Negara Amerika Latin ini memasok dua figur krusial ke dalam tubuh tim ini.

Adalah Jorginho, pemain kunci dari keberhasilan Italia. Gelandang Chelsea ini menjadi pelindung sempurna bagi barisan tiga bek Italia dan memainkan peran vital dalam melakukan passing-passing pertama ke area depan.

Lahir di negara bagian Brasil, Santa Catarina, dia menghabiskan kehidupan sepakbolanya di sana hingga usia 15 tahun. Sepakbola pula yang membawanya ke sisi lain dari Atlantik, bahkan memberinya kewarganegaraan baru.

Emerson Palmieri menyusul, dia hijrah di usianya yang masih remaja.

Dia mencuat dari jenjang tim muda di kampung kelahirannya, Santos, sebuah klub yang di dalamnya pernah diperkuat sosok-sosok legendaris seperti Pele hingga Robinho. Di masa kini, kita bisa melihat sosok-sosok seperti Neymar dan Rodrygo.

Namun, pengalaman yang dimiliki dua pemain ini justru dimaksimalkan oleh negara lain, Italia, ketimbang Brasil.

Cerita lainnya ada pada diri Rafael Toloi, yang tampil dari bangku cadangan Italia beberapa kali selama Euro 2020. Dari tiga kontingen Brasil di tubuh Italia ini, Toloi yang paling lama menghabiskan waktu di kampung halaman.

Pada 2009, dia merupakan bagian dari tim Brasil yang mencapai final Piala Dunia U-20, dan digadang-gadang bakal menjadi suksesor jangka panjang Lucio di tim senior.

Namun, dia malah memilih hengkang ke Italia ketika dia mendekati usia pertengahan 20-an, dan dia akhirnya memutuskan untuk mewakili tanah kelahiran nenek moyangnya.

Buyut Toloi merupakan bagian dari migrasi massal. Banyak orang-orang berdarah Italia bermigrasi ke Amerika Serikta pada akhir abad ke-19 dan awal abad ke-20. Tapi sebagian mereka juga pergi lebih jauh ke selatan.

Kota Sao Paulo memiliki wajah-wajah Italia nan berbakat, sebagaimana di beberapa daerah di selatan Brasil.

Keberadaan itu juga terasa di Montevideo, ibu kota Uruguay, demikian juga di Argentina.
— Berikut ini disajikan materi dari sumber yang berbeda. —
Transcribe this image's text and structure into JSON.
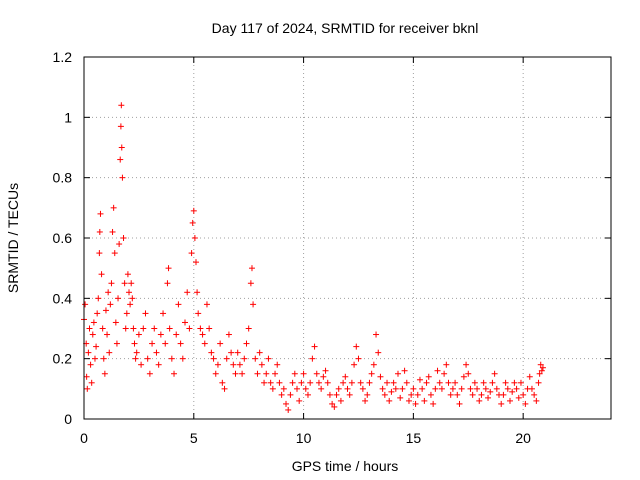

Buenos Aires adalah kota yang bisa dibilang "Italia banget", di mana orang-orang lokal banyak berbicara bahasa Spanyol dengan intonasi Italia yang kuat.

Ketika sepakbola mulai lepas landas di bagian Amerika Selatan 100 tahun lalu, anak-anak imigran Italia berada di antara beberapa pemain yang paling menonjol.

Sementara itu, di Italia, permainan sepakbola telah berubah ke arah profesional dan menghasilkan gaji. Ini merupakan insentif bagi para pemain Amerika Selatan untuk dipancing kembali ke tanah kelahiran nenek moyang mereka. Seorang diktator Benito Mussolini menyikapi hal ini dengan sangat serius, dan para pemain ini pun dilacak untuk dimasukkan ke dalam tim nasional Italia.

Orang Brasil pertama yang menjadi bagian dari skuad juara Piala Dunia bukanlah Pele atau rekan dia mana pun yang memenangkan trofi pertama timnas pada 1958. Mengilas balik edisi 1934, ada orang Brasil di tim Italia, yakni Filo Guarisi, yang bermain untuk Lazio.

Yang perlu diingat baik-baik, Piala Dunia pertama yang dimenangkan oleh tim dari Benua Eropa dilakukan oleh orang berdarah Amerika Selatan, dan apa yang benar-benar terjadi pada 1934 terulang di Euro 2021.